Trimethoprim zeigt strukturelle und pharmakologische Ähnlichkeiten zum kaliumsparenden Diuretikum Amilorid und reduziert die renale Kaliumausscheidung um etwa 40 % [
7,
17]. Daneben bewirkt es eine Kaliumretention durch direkte Inhibierung des tubulären Transports über den epithelialen Na
+-Kanal (ENaC). Trimethoprim reduziert auch die renale H
+-Sekretion, was, wie auch in unserem Fall beobachtet, zu einer metabolischen Azidose führen kann [
2,
17].
Nur wenige Studien diskutieren ihre Ergebnisse zur Inzidenz eines AKI unter TMP-SMX kritisch, in Kenntnis des möglichen Effekts von TMP-SMX auf die tubuläre Sekretion von Kreatinin und somit einer nur vorgetäuschten Einschränkung der Nierenfunktion.

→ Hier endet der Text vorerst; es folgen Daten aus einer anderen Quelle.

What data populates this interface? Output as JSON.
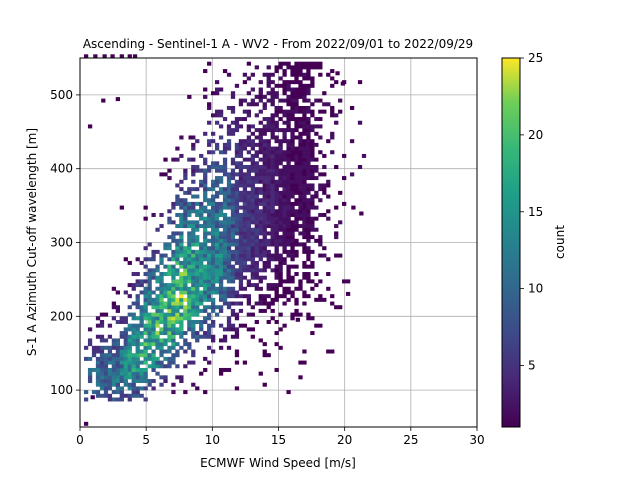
{
  "chart_data": {
    "type": "heatmap",
    "title": "Ascending - Sentinel-1 A - WV2 - From 2022/09/01 to 2022/09/29",
    "xlabel": "ECMWF Wind Speed [m/s]",
    "ylabel": "S-1 A Azimuth Cut-off wavelength [m]",
    "xlim": [
      0,
      30
    ],
    "ylim": [
      50,
      550
    ],
    "x_ticks": [
      "0",
      "5",
      "10",
      "15",
      "20",
      "25",
      "30"
    ],
    "y_ticks": [
      "100",
      "200",
      "300",
      "400",
      "500"
    ],
    "x_tick_values": [
      0,
      5,
      10,
      15,
      20,
      25,
      30
    ],
    "y_tick_values": [
      100,
      200,
      300,
      400,
      500
    ],
    "grid": true,
    "colormap": "viridis",
    "colorbar": {
      "label": "count",
      "range": [
        1,
        25
      ],
      "ticks": [
        "5",
        "10",
        "15",
        "20",
        "25"
      ],
      "tick_values": [
        5,
        10,
        15,
        20,
        25
      ]
    },
    "bin_size": {
      "x_ms": 0.3,
      "y_m": 5
    },
    "density_ridge": [
      {
        "x": 2.5,
        "y": 115,
        "count": 12
      },
      {
        "x": 4.0,
        "y": 140,
        "count": 18
      },
      {
        "x": 5.0,
        "y": 160,
        "count": 20
      },
      {
        "x": 6.0,
        "y": 185,
        "count": 21
      },
      {
        "x": 7.5,
        "y": 220,
        "count": 22
      },
      {
        "x": 9.0,
        "y": 250,
        "count": 17
      },
      {
        "x": 10.5,
        "y": 275,
        "count": 14
      },
      {
        "x": 12.0,
        "y": 300,
        "count": 7
      },
      {
        "x": 14.0,
        "y": 330,
        "count": 4
      },
      {
        "x": 16.0,
        "y": 360,
        "count": 2
      }
    ],
    "outliers": [
      {
        "x": 0.3,
        "y": 550
      },
      {
        "x": 1.0,
        "y": 550
      },
      {
        "x": 1.7,
        "y": 550
      },
      {
        "x": 2.3,
        "y": 550
      },
      {
        "x": 3.0,
        "y": 550
      },
      {
        "x": 3.6,
        "y": 550
      },
      {
        "x": 4.0,
        "y": 550
      },
      {
        "x": 1.6,
        "y": 490
      },
      {
        "x": 2.7,
        "y": 492
      },
      {
        "x": 0.6,
        "y": 455
      },
      {
        "x": 8.2,
        "y": 440
      },
      {
        "x": 19.3,
        "y": 527
      },
      {
        "x": 19.7,
        "y": 513
      },
      {
        "x": 17.3,
        "y": 430
      },
      {
        "x": 20.5,
        "y": 345
      },
      {
        "x": 21.1,
        "y": 337
      },
      {
        "x": 20.1,
        "y": 228
      },
      {
        "x": 16.3,
        "y": 193
      },
      {
        "x": 0.3,
        "y": 52
      },
      {
        "x": 0.8,
        "y": 88
      }
    ]
  }
}
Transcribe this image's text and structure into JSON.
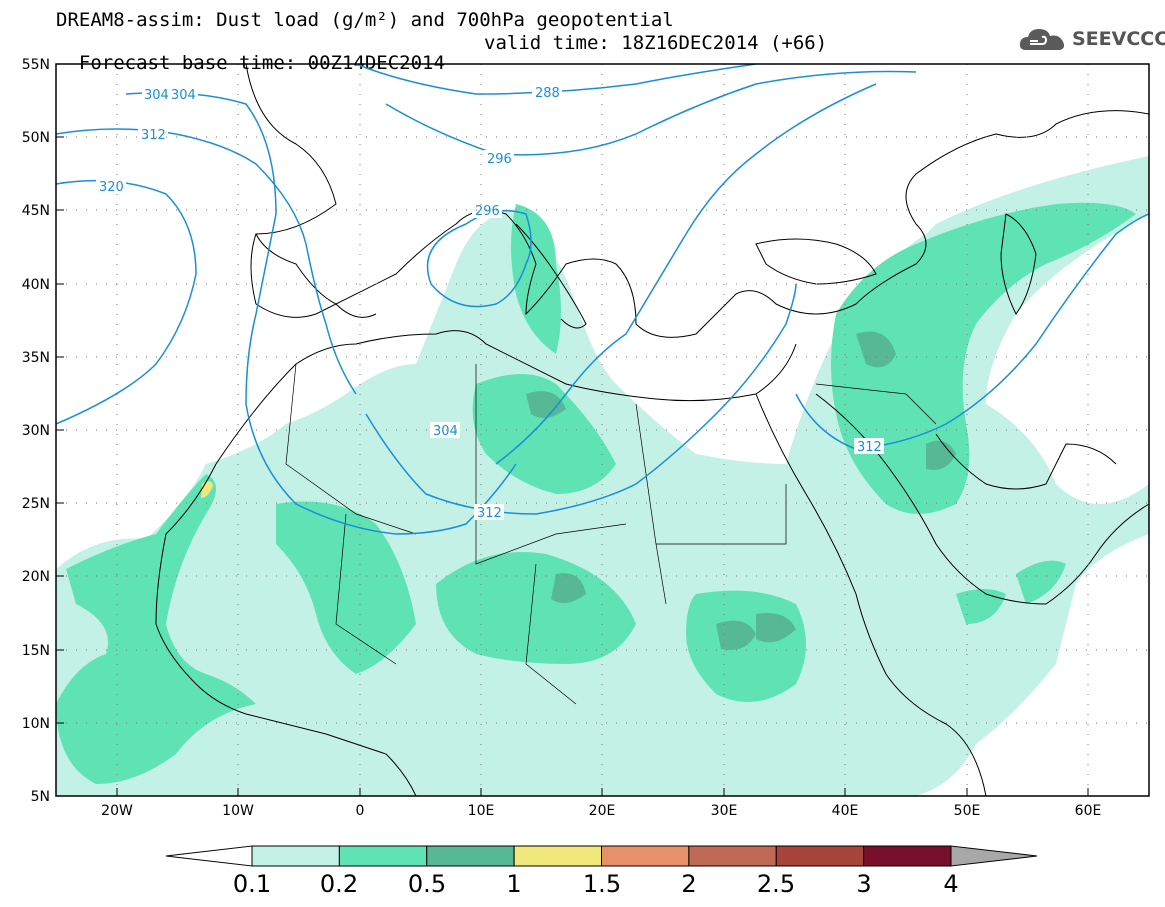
{
  "title": {
    "line1": "DREAM8-assim: Dust load (g/m²) and 700hPa geopotential",
    "base_time": "Forecast base time: 00Z14DEC2014",
    "valid_time": "valid time: 18Z16DEC2014 (+66)"
  },
  "logo": {
    "text": "SEEVCCC",
    "icon": "cloud-icon"
  },
  "axes": {
    "lat_labels": [
      "55N",
      "50N",
      "45N",
      "40N",
      "35N",
      "30N",
      "25N",
      "20N",
      "15N",
      "10N",
      "5N"
    ],
    "lon_labels": [
      "20W",
      "10W",
      "0",
      "10E",
      "20E",
      "30E",
      "40E",
      "50E",
      "60E"
    ]
  },
  "contour_labels": [
    "304",
    "304",
    "288",
    "312",
    "296",
    "320",
    "296",
    "304",
    "312",
    "312"
  ],
  "colorbar": {
    "labels": [
      "0.1",
      "0.2",
      "0.5",
      "1",
      "1.5",
      "2",
      "2.5",
      "3",
      "4"
    ],
    "colors": [
      "#c4f1e6",
      "#5fe3b5",
      "#57b895",
      "#f0e87a",
      "#e8906a",
      "#c06a56",
      "#a8443c",
      "#7a0f2c",
      "#8e6aa0",
      "#a8a8a8"
    ]
  },
  "colors": {
    "contour": "#1a8fd8",
    "coast": "#000000"
  }
}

Das Besondere an unserem Fall liegt zum einen darin, dass Serumkreatinin- und Harnstoffwerte bereits sehr früh im klinischen Verlauf gemessen wurden. Die Werte waren zu diesem Zeitpunkt inadäquat hoch und lagen deutlich über den berichteten Veränderungen dieser Werte nach TMP-SMX-Therapie. Der sehr rasche Abfall der Kreatinin- und Harnstoffwerte passt ebenfalls nicht zum klinischen Verlauf eines intrarenalen Nierenversagens in Form einer interstitiellen Nephritis, wie man sie als typische Komplikation bei einer TMP-SMX-Therapie erwarten würde. Hinweise auf eine prä- oder postrenale Ursache des Nierenversagens ergaben sich nicht. Die Immunserologie erbrachte nur negative Befunde, die Urindiagnostik war aufgrund der Makrohämaturie nicht verwertbar. Hätte man die Werte erst einen Tag später bestimmt, wären die Veränderungen in den Kreatinin- und Harnstoffwerten bereits weit geringer gewesen und man hätte die Veränderungen möglicherweise als klassisch im Sinne eines AKI nach TMP-SMX interpretiert, ohne weitere Überlegungen anzustellen.
Zudem wurde bereits am ersten Tag zusätzlich eine Bestimmung der Cystatin-C-Werte durchgeführt, die in der Folge mehrfach wiederholt wurde. Durch den Vergleich der Cystatin-C-Werte, die sich konstant im oberen Bereich bewegten, und der anfangs deutlich erhöhten Kreatinin- und Harnstoffwerte konnte gezeigt werden, dass es sich nicht um ein tatsächliches Nierenversagen handelte, sondern nur um eine TMP-SMX-induzierte Erhöhung bestimmter Laborparameter. Die Beurteilung der eGFR muss in solchen Situationen mit Einschränkungen erfolgen, da die gängigen Formeln zur Berechnung der eGFR stabile Serumkreatininwerte voraussetzen. Dies ist bei chronischen Prozessen der Fall, nicht aber bei akuten Veränderungen, wie sie beim akuten Nierenversagen auftreten.
Obwohl sich die Cystatin-C-Werte während der gesamten Beobachtungszeit im oberen Normbereich befanden und sowohl die Kreatinin- als auch die Harnstoffwerte bei Entlassung wieder normal waren, könnten die erhöhten Parathormonwerte ohne Hinweis auf einen primären Hyperparathyreoidismus doch für eine chronisch leicht eingeschränkte Nierenfunktion sprechen. Dies könnte zusätzlich erklären, warum der TMP-SMX-Effekt auf die renale Kreatinin- und Harnstoffsekretion in unserem Fall so ausgeprägt war im Vergleich zum Effekt bei gesunden Individuen mit normaler Nierenfunktion.
Unserer Kenntnis nach wurden solche ausgeprägten Differenzen zwischen Kreatinin- und Harnstoffwerten auf der einen Seite und Cystatin-C-Werten auf der anderen Seite bislang noch nicht publiziert.